This page introduces a standard implmentation of Bag of Words model for image classification and object recognition.
The released software of our algorithm is a very initial version, which is just a basic Bag of words model, including:
- sift feature extraction via vlfeat
- hierarchical k-means clustering
- vector-quantization coding (hard voting).
- average pooling
- linear svm learning
and a trick which provides a small improvement in performance: flip the training image, double the training set.
So, the performance is about 45%.
There are many techniques to improve the algorithm, including
- more low level features combination: hog, lbp, color-hog/sift/lbp, etc.
- large scale code-book, upto 65536 or 131072
- complex coding algorithm: soft-voting, LLC, LCC, Super-vector, Fisher-Kernel, etc.

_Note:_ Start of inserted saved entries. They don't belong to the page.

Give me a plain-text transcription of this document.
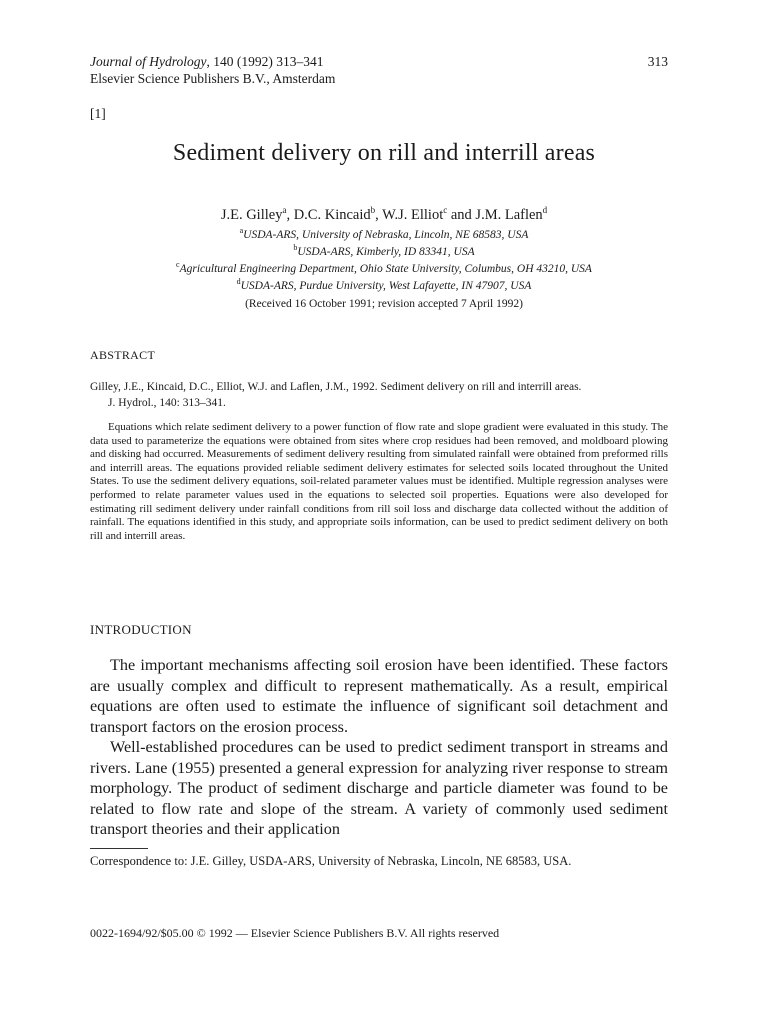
Journal of Hydrology, 140 (1992) 313–341
Elsevier Science Publishers B.V., Amsterdam
313
[1]
Sediment delivery on rill and interrill areas
J.E. Gilley$^a$, D.C. Kincaid$^b$, W.J. Elliot$^c$ and J.M. Laflen$^d$
$^a$USDA-ARS, University of Nebraska, Lincoln, NE 68583, USA
$^b$USDA-ARS, Kimberly, ID 83341, USA
$^c$Agricultural Engineering Department, Ohio State University, Columbus, OH 43210, USA
$^d$USDA-ARS, Purdue University, West Lafayette, IN 47907, USA
(Received 16 October 1991; revision accepted 7 April 1992)
ABSTRACT
Gilley, J.E., Kincaid, D.C., Elliot, W.J. and Laflen, J.M., 1992. Sediment delivery on rill and interrill areas.
J. Hydrol., 140: 313–341.

Equations which relate sediment delivery to a power function of flow rate and slope gradient were evaluated in this study. The data used to parameterize the equations were obtained from sites where crop residues had been removed, and moldboard plowing and disking had occurred. Measurements of sediment delivery resulting from simulated rainfall were obtained from preformed rills and interrill areas. The equations provided reliable sediment delivery estimates for selected soils located throughout the United States. To use the sediment delivery equations, soil-related parameter values must be identified. Multiple regression analyses were performed to relate parameter values used in the equations to selected soil properties. Equations were also developed for estimating rill sediment delivery under rainfall conditions from rill soil loss and discharge data collected without the addition of rainfall. The equations identified in this study, and appropriate soils information, can be used to predict sediment delivery on both rill and interrill areas.

INTRODUCTION

The important mechanisms affecting soil erosion have been identified. These factors are usually complex and difficult to represent mathematically. As a result, empirical equations are often used to estimate the influence of significant soil detachment and transport factors on the erosion process.

Well-established procedures can be used to predict sediment transport in streams and rivers. Lane (1955) presented a general expression for analyzing river response to stream morphology. The product of sediment discharge and particle diameter was found to be related to flow rate and slope of the stream. A variety of commonly used sediment transport theories and their application

Correspondence to: J.E. Gilley, USDA-ARS, University of Nebraska, Lincoln, NE 68583, USA.
0022-1694/92/$05.00 © 1992 — Elsevier Science Publishers B.V. All rights reserved
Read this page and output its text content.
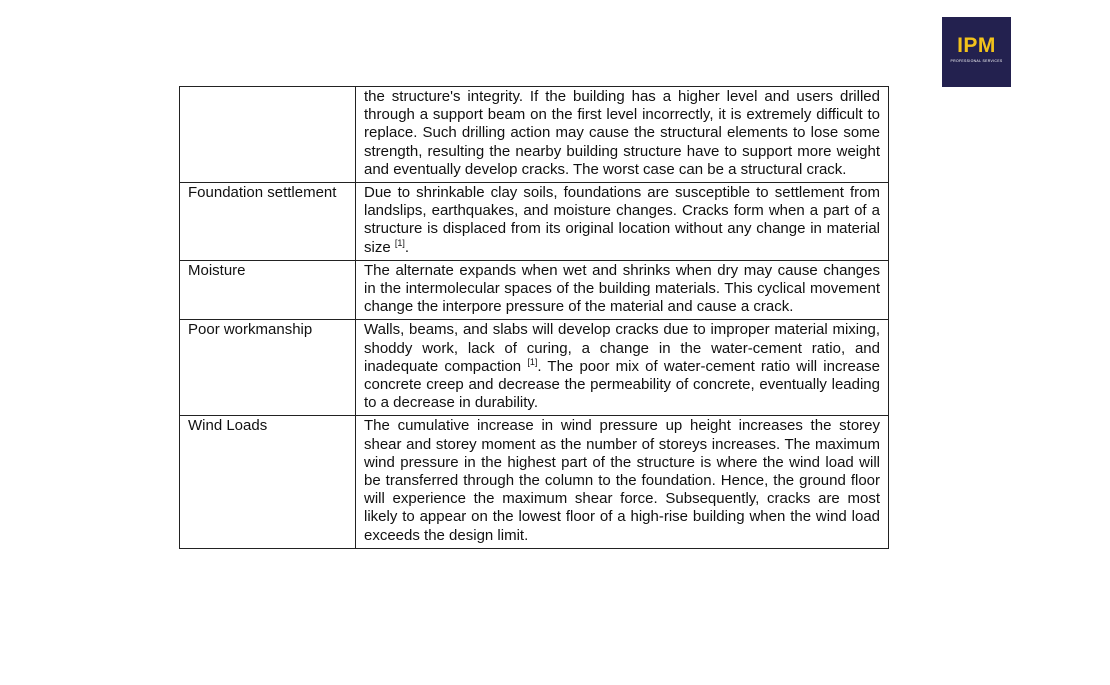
IPM
PROFESSIONAL SERVICES
	the structure's integrity. If the building has a higher level and users drilled through a support beam on the first level incorrectly, it is extremely difficult to replace. Such drilling action may cause the structural elements to lose some strength, resulting the nearby building structure have to support more weight and eventually develop cracks. The worst case can be a structural crack.
Foundation settlement	Due to shrinkable clay soils, foundations are susceptible to settlement from landslips, earthquakes, and moisture changes. Cracks form when a part of a structure is displaced from its original location without any change in material size [1].
Moisture	The alternate expands when wet and shrinks when dry may cause changes in the intermolecular spaces of the building materials. This cyclical movement change the interpore pressure of the material and cause a crack.
Poor workmanship	Walls, beams, and slabs will develop cracks due to improper material mixing, shoddy work, lack of curing, a change in the water-cement ratio, and inadequate compaction [1]. The poor mix of water-cement ratio will increase concrete creep and decrease the permeability of concrete, eventually leading to a decrease in durability.
Wind Loads	The cumulative increase in wind pressure up height increases the storey shear and storey moment as the number of storeys increases. The maximum wind pressure in the highest part of the structure is where the wind load will be transferred through the column to the foundation. Hence, the ground floor will experience the maximum shear force. Subsequently, cracks are most likely to appear on the lowest floor of a high-rise building when the wind load exceeds the design limit.
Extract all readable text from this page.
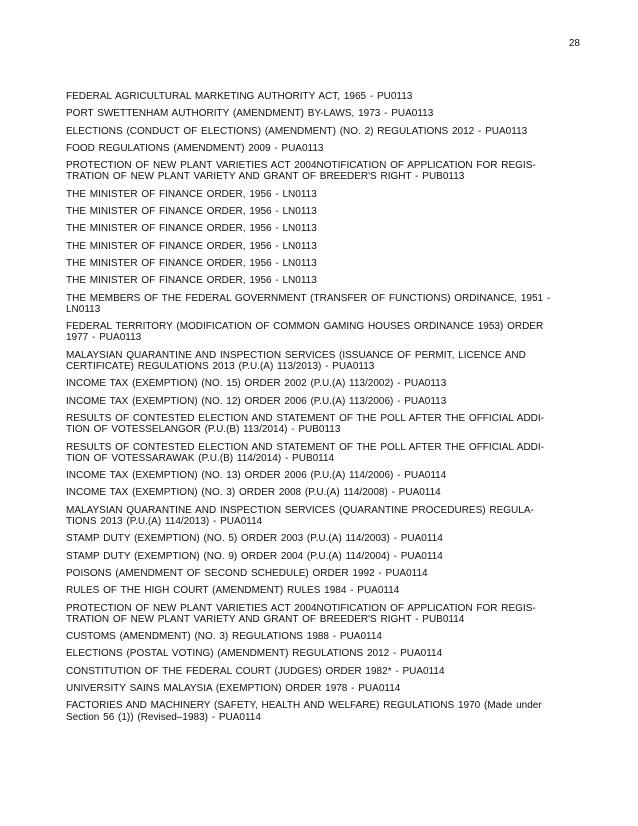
28
FEDERAL AGRICULTURAL MARKETING AUTHORITY ACT, 1965 - PU0113
PORT SWETTENHAM AUTHORITY (AMENDMENT) BY-LAWS, 1973 - PUA0113
ELECTIONS (CONDUCT OF ELECTIONS) (AMENDMENT) (NO. 2) REGULATIONS 2012 - PUA0113
FOOD REGULATIONS (AMENDMENT) 2009 - PUA0113
PROTECTION OF NEW PLANT VARIETIES ACT 2004NOTIFICATION OF APPLICATION FOR REGIS-
TRATION OF NEW PLANT VARIETY AND GRANT OF BREEDER'S RIGHT - PUB0113
THE MINISTER OF FINANCE ORDER, 1956 - LN0113
THE MINISTER OF FINANCE ORDER, 1956 - LN0113
THE MINISTER OF FINANCE ORDER, 1956 - LN0113
THE MINISTER OF FINANCE ORDER, 1956 - LN0113
THE MINISTER OF FINANCE ORDER, 1956 - LN0113
THE MINISTER OF FINANCE ORDER, 1956 - LN0113
THE MEMBERS OF THE FEDERAL GOVERNMENT (TRANSFER OF FUNCTIONS) ORDINANCE, 1951 -
LN0113
FEDERAL TERRITORY (MODIFICATION OF COMMON GAMING HOUSES ORDINANCE 1953) ORDER
1977 - PUA0113
MALAYSIAN QUARANTINE AND INSPECTION SERVICES (ISSUANCE OF PERMIT, LICENCE AND
CERTIFICATE) REGULATIONS 2013 (P.U.(A) 113/2013) - PUA0113
INCOME TAX (EXEMPTION) (NO. 15) ORDER 2002 (P.U.(A) 113/2002) - PUA0113
INCOME TAX (EXEMPTION) (NO. 12) ORDER 2006 (P.U.(A) 113/2006) - PUA0113
RESULTS OF CONTESTED ELECTION AND STATEMENT OF THE POLL AFTER THE OFFICIAL ADDI-
TION OF VOTESSELANGOR (P.U.(B) 113/2014) - PUB0113
RESULTS OF CONTESTED ELECTION AND STATEMENT OF THE POLL AFTER THE OFFICIAL ADDI-
TION OF VOTESSARAWAK (P.U.(B) 114/2014) - PUB0114
INCOME TAX (EXEMPTION) (NO. 13) ORDER 2006 (P.U.(A) 114/2006) - PUA0114
INCOME TAX (EXEMPTION) (NO. 3) ORDER 2008 (P.U.(A) 114/2008) - PUA0114
MALAYSIAN QUARANTINE AND INSPECTION SERVICES (QUARANTINE PROCEDURES) REGULA-
TIONS 2013 (P.U.(A) 114/2013) - PUA0114
STAMP DUTY (EXEMPTION) (NO. 5) ORDER 2003 (P.U.(A) 114/2003) - PUA0114
STAMP DUTY (EXEMPTION) (NO. 9) ORDER 2004 (P.U.(A) 114/2004) - PUA0114
POISONS (AMENDMENT OF SECOND SCHEDULE) ORDER 1992 - PUA0114
RULES OF THE HIGH COURT (AMENDMENT) RULES 1984 - PUA0114
PROTECTION OF NEW PLANT VARIETIES ACT 2004NOTIFICATION OF APPLICATION FOR REGIS-
TRATION OF NEW PLANT VARIETY AND GRANT OF BREEDER'S RIGHT - PUB0114
CUSTOMS (AMENDMENT) (NO. 3) REGULATIONS 1988 - PUA0114
ELECTIONS (POSTAL VOTING) (AMENDMENT) REGULATIONS 2012 - PUA0114
CONSTITUTION OF THE FEDERAL COURT (JUDGES) ORDER 1982* - PUA0114
UNIVERSITY SAINS MALAYSIA (EXEMPTION) ORDER 1978 - PUA0114
FACTORIES AND MACHINERY (SAFETY, HEALTH AND WELFARE) REGULATIONS 1970 (Made under
Section 56 (1)) (Revised–1983) - PUA0114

- Nonlinear kernel transformation, additive kernel mapping and embedding, multi-kernel learning
- Dimensionality reduction
- large scale learning algorithm, such as liblinear
The last, but the most important one is the context, which is usually just a combination with the detection score. I suggest the Deformable Part Based Model, which has been released for evaluation by Felz. Sorry that our detection algorithm can not be public right now due to the copyright and license problem.
I'm trying to release several versions of our algorithm to show each step of the algorithm, so it will be completed in future.